Le nom de notre meurtrier est Roméo qui a été identifié grâce à ses empreintes digitales, laissées exprès à mon avis. Le but, maintenant, est de découvrir dans quel endroit il se terre. Nous utilisons une procédure exceptionnelle. Nous ne recourrons à Némésis que dans les cas éminemment graves. D’ordinaire, nous poursuivons les criminels par nos propres moyens. Nous avons jugé que ce cas méritait d’être traité rapidement, très rapidement.
– Comment pouvez vous faire confiance à une machine ?
– C’est beaucoup plus qu’une machine, presqu’une nouvelle forme de vie… je pense qu’il n’y a pas de noms pour la qualifier. Némésis possède toutes les données génétiques et biographiques de Roméo. A partir de ces éléments, elle extrapole les décisions qu’a prises Roméo. C’était un « Dichter », un poète. Enfin, il s’était proclamé poète, comme d’autres se proclament philosophes. En fait son style était suffisamment bon pour combler les gens friands d’histoires à l’eau de rose.
– Némésis ne peut–elle se tromper ?
– Impossible. Grâce aux multiples recoupements qu’elle opère entre les données génétiques et biographiques, elle détermine le psychisme de l’individu, en quelque sorte elle le « chosifie ».
Elle codifie son âme, son esprit, qui devient un simple mécanisme aisément prévisible… pour elle. Seuls les tout jeunes enfants à la rigueur…
– c’est horrible…
– sans doute. Admirable en tous cas… »
Sur l’écran noir s’inscrivit en lettres blanches, le message suivant :
« Roméo s’est réfugié dans la cité des miséreux, dans une secte pour attendre sa mort.
« Bien, ce sera une courte investigation qui durera au plus quelques jours. Voilà, je désirais vous mettre au courant. »
Bogart, rentré chez lui, se prépara un rapide dîner et écouta le velvet underground. Après il vidéophona à Aline :
« Bonsoir Aline.
– Bonsoir », répondit–elle d’un ton surpris et interrogatif.
– Dites, je pensais… vous seriez intéressée pour venir avec moi demain ? Cunégonde n’était pas exactement une amie, mais… »

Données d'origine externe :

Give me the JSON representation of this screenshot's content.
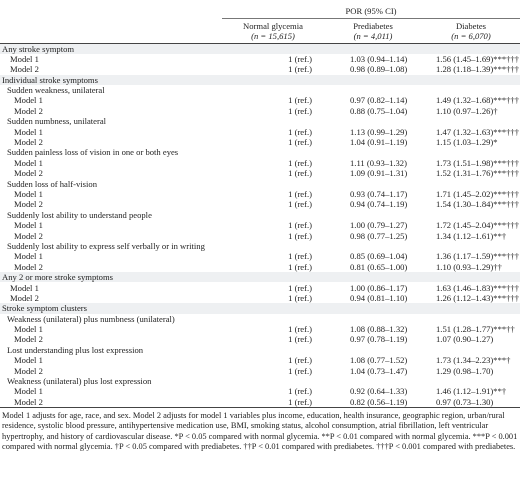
{
  "header": {
    "group_label": "POR (95% CI)",
    "columns": [
      {
        "label": "Normal glycemia",
        "n": "(n = 15,615)"
      },
      {
        "label": "Prediabetes",
        "n": "(n = 4,011)"
      },
      {
        "label": "Diabetes",
        "n": "(n = 6,070)"
      }
    ]
  },
  "rows": [
    {
      "type": "section",
      "label": "Any stroke symptom"
    },
    {
      "type": "sec-model",
      "label": "Model 1",
      "v": [
        "1 (ref.)",
        "1.03 (0.94–1.14)",
        "1.56 (1.45–1.69)***†††"
      ]
    },
    {
      "type": "sec-model",
      "label": "Model 2",
      "v": [
        "1 (ref.)",
        "0.98 (0.89–1.08)",
        "1.28 (1.18–1.39)***†††"
      ]
    },
    {
      "type": "section",
      "label": "Individual stroke symptoms"
    },
    {
      "type": "subsec",
      "label": "Sudden weakness, unilateral"
    },
    {
      "type": "model",
      "label": "Model 1",
      "v": [
        "1 (ref.)",
        "0.97 (0.82–1.14)",
        "1.49 (1.32–1.68)***†††"
      ]
    },
    {
      "type": "model",
      "label": "Model 2",
      "v": [
        "1 (ref.)",
        "0.88 (0.75–1.04)",
        "1.10 (0.97–1.26)†"
      ]
    },
    {
      "type": "subsec",
      "label": "Sudden numbness, unilateral"
    },
    {
      "type": "model",
      "label": "Model 1",
      "v": [
        "1 (ref.)",
        "1.13 (0.99–1.29)",
        "1.47 (1.32–1.63)***†††"
      ]
    },
    {
      "type": "model",
      "label": "Model 2",
      "v": [
        "1 (ref.)",
        "1.04 (0.91–1.19)",
        "1.15 (1.03–1.29)*"
      ]
    },
    {
      "type": "subsec",
      "label": "Sudden painless loss of vision in one or both eyes"
    },
    {
      "type": "model",
      "label": "Model 1",
      "v": [
        "1 (ref.)",
        "1.11 (0.93–1.32)",
        "1.73 (1.51–1.98)***†††"
      ]
    },
    {
      "type": "model",
      "label": "Model 2",
      "v": [
        "1 (ref.)",
        "1.09 (0.91–1.31)",
        "1.52 (1.31–1.76)***†††"
      ]
    },
    {
      "type": "subsec",
      "label": "Sudden loss of half-vision"
    },
    {
      "type": "model",
      "label": "Model 1",
      "v": [
        "1 (ref.)",
        "0.93 (0.74–1.17)",
        "1.71 (1.45–2.02)***†††"
      ]
    },
    {
      "type": "model",
      "label": "Model 2",
      "v": [
        "1 (ref.)",
        "0.94 (0.74–1.19)",
        "1.54 (1.30–1.84)***†††"
      ]
    },
    {
      "type": "subsec",
      "label": "Suddenly lost ability to understand people"
    },
    {
      "type": "model",
      "label": "Model 1",
      "v": [
        "1 (ref.)",
        "1.00 (0.79–1.27)",
        "1.72 (1.45–2.04)***†††"
      ]
    },
    {
      "type": "model",
      "label": "Model 2",
      "v": [
        "1 (ref.)",
        "0.98 (0.77–1.25)",
        "1.34 (1.12–1.61)**†"
      ]
    },
    {
      "type": "subsec",
      "label": "Suddenly lost ability to express self verbally or in writing"
    },
    {
      "type": "model",
      "label": "Model 1",
      "v": [
        "1 (ref.)",
        "0.85 (0.69–1.04)",
        "1.36 (1.17–1.59)***†††"
      ]
    },
    {
      "type": "model",
      "label": "Model 2",
      "v": [
        "1 (ref.)",
        "0.81 (0.65–1.00)",
        "1.10 (0.93–1.29)††"
      ]
    },
    {
      "type": "section",
      "label": "Any 2 or more stroke symptoms"
    },
    {
      "type": "sec-model",
      "label": "Model 1",
      "v": [
        "1 (ref.)",
        "1.00 (0.86–1.17)",
        "1.63 (1.46–1.83)***†††"
      ]
    },
    {
      "type": "sec-model",
      "label": "Model 2",
      "v": [
        "1 (ref.)",
        "0.94 (0.81–1.10)",
        "1.26 (1.12–1.43)***†††"
      ]
    },
    {
      "type": "section",
      "label": "Stroke symptom clusters"
    },
    {
      "type": "subsec",
      "label": "Weakness (unilateral) plus numbness (unilateral)"
    },
    {
      "type": "model",
      "label": "Model 1",
      "v": [
        "1 (ref.)",
        "1.08 (0.88–1.32)",
        "1.51 (1.28–1.77)***††"
      ]
    },
    {
      "type": "model",
      "label": "Model 2",
      "v": [
        "1 (ref.)",
        "0.97 (0.78–1.19)",
        "1.07 (0.90–1.27)"
      ]
    },
    {
      "type": "subsec",
      "label": "Lost understanding plus lost expression"
    },
    {
      "type": "model",
      "label": "Model 1",
      "v": [
        "1 (ref.)",
        "1.08 (0.77–1.52)",
        "1.73 (1.34–2.23)***†"
      ]
    },
    {
      "type": "model",
      "label": "Model 2",
      "v": [
        "1 (ref.)",
        "1.04 (0.73–1.47)",
        "1.29 (0.98–1.70)"
      ]
    },
    {
      "type": "subsec",
      "label": "Weakness (unilateral) plus lost expression"
    },
    {
      "type": "model",
      "label": "Model 1",
      "v": [
        "1 (ref.)",
        "0.92 (0.64–1.33)",
        "1.46 (1.12–1.91)**†"
      ]
    },
    {
      "type": "model",
      "label": "Model 2",
      "v": [
        "1 (ref.)",
        "0.82 (0.56–1.19)",
        "0.97 (0.73–1.30)"
      ]
    }
  ],
  "footnote": "Model 1 adjusts for age, race, and sex. Model 2 adjusts for model 1 variables plus income, education, health insurance, geographic region, urban/rural residence, systolic blood pressure, antihypertensive medication use, BMI, smoking status, alcohol consumption, atrial fibrillation, left ventricular hypertrophy, and history of cardiovascular disease. *P < 0.05 compared with normal glycemia. **P < 0.01 compared with normal glycemia. ***P < 0.001 compared with normal glycemia. †P < 0.05 compared with prediabetes. ††P < 0.01 compared with prediabetes. †††P < 0.001 compared with prediabetes."
}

Aline visiblement, essayait de sonder ses intentions et demanda :
« vous voulez dire… aller à la cité des miséreux… pour éliminer Roméo ?
– hé bien, oui.
Roméo avait immédiatement aperçu les deux silhouettes sinistres. Il ne s’expliquait pas la présence de la brune, mais c’était là le moindre de ses soucis. Ses souvenirs d’ancien miséreux affluaient. Il s’était dit quand il était enfant, que s’il était poursuivi par un juste, il filerait à la décharge, s’enfouir sous les ordures, et ainsi échapper aux yeux de l’ange blanc. C’était devenu un rêve et à chaque fois, il en retirait une délicieuse sensation de liberté. Evidemment, il s’était rendu compte que la réalité était toute autre… Pourtant, il était heureux à l’idée d’accomplir son rêve d’enfant.

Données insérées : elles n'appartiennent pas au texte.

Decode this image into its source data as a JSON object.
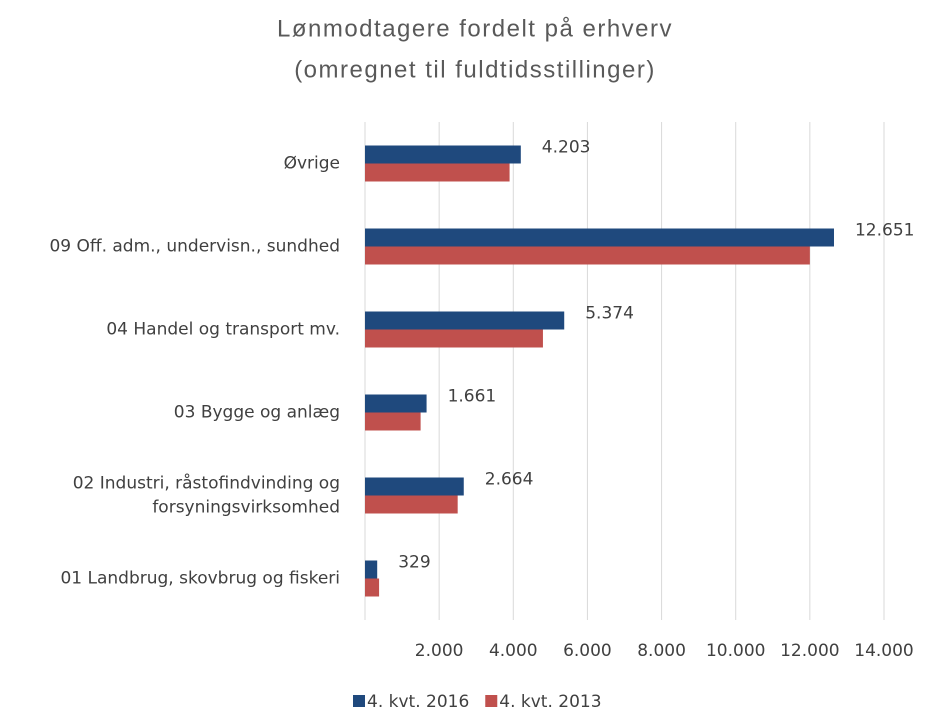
{
  "chart_data": {
    "type": "hbar",
    "title": [
      "Lønmodtagere fordelt på erhverv",
      "(omregnet til fuldtidsstillinger)"
    ],
    "categories": [
      "Øvrige",
      "09 Off. adm., undervisn., sundhed",
      "04 Handel og transport mv.",
      "03 Bygge og anlæg",
      "02 Industri, råstofindvinding og\nforsyningsvirksomhed",
      "01 Landbrug, skovbrug og fiskeri"
    ],
    "series": [
      {
        "name": "4. kvt. 2016",
        "color": "#1f497d",
        "values": [
          4203,
          12651,
          5374,
          1661,
          2664,
          329
        ],
        "value_labels": [
          "4.203",
          "12.651",
          "5.374",
          "1.661",
          "2.664",
          "329"
        ]
      },
      {
        "name": "4. kvt. 2013",
        "color": "#c0504d",
        "values": [
          3900,
          12000,
          4800,
          1500,
          2500,
          380
        ]
      }
    ],
    "xlim": [
      0,
      14000
    ],
    "xticks": [
      {
        "value": 2000,
        "label": "2.000"
      },
      {
        "value": 4000,
        "label": "4.000"
      },
      {
        "value": 6000,
        "label": "6.000"
      },
      {
        "value": 8000,
        "label": "8.000"
      },
      {
        "value": 10000,
        "label": "10.000"
      },
      {
        "value": 12000,
        "label": "12.000"
      },
      {
        "value": 14000,
        "label": "14.000"
      }
    ],
    "grid": true,
    "legend": "bottom"
  }
}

Debout sur un monticule d’ordure, il attendait.
Le soleil rougeoyant derrière lui le désincarnait en une ombre grandissante. L’ombre s’étendait, l’heure de sa mort était proche. Mort dorée.
Bogart voyait Roméo se détacher sur la crête d’ordure, immobile. Aline avançait sans mot dire. Bogart souriait. Ca allait être un grand jour ! Ils arrivèrent au pied du « trône » de Roméo. Bogart sortit un poignard.
« Vous faites des exécutions à l’arme blanche ? » lui demanda Aline. Bogart ne répondit pas. Une curieuse expression s’était figée sur son visage, comme s’il abandonnait un masque, comme si…
Roméo clama :
« Vous croyez que je vais mourir, mais depuis le jour où j’ai tué cette blonde, jamais je n’ai été aussi immortel. Il n’y a qu’une immortalité qui compte, celle de la postérité. Et mon nom s’inscrira dans l’histoire, comme celui qui a mis fin à la folie de l’immortalité, celui qui a enclenché le retour à ce qui est le propre de la condition humaine : la mortalité ! Rendez les âmes à qui elles appartiennent ! A Dieu ! Je suis l’envoyé annoncé par le Christ !....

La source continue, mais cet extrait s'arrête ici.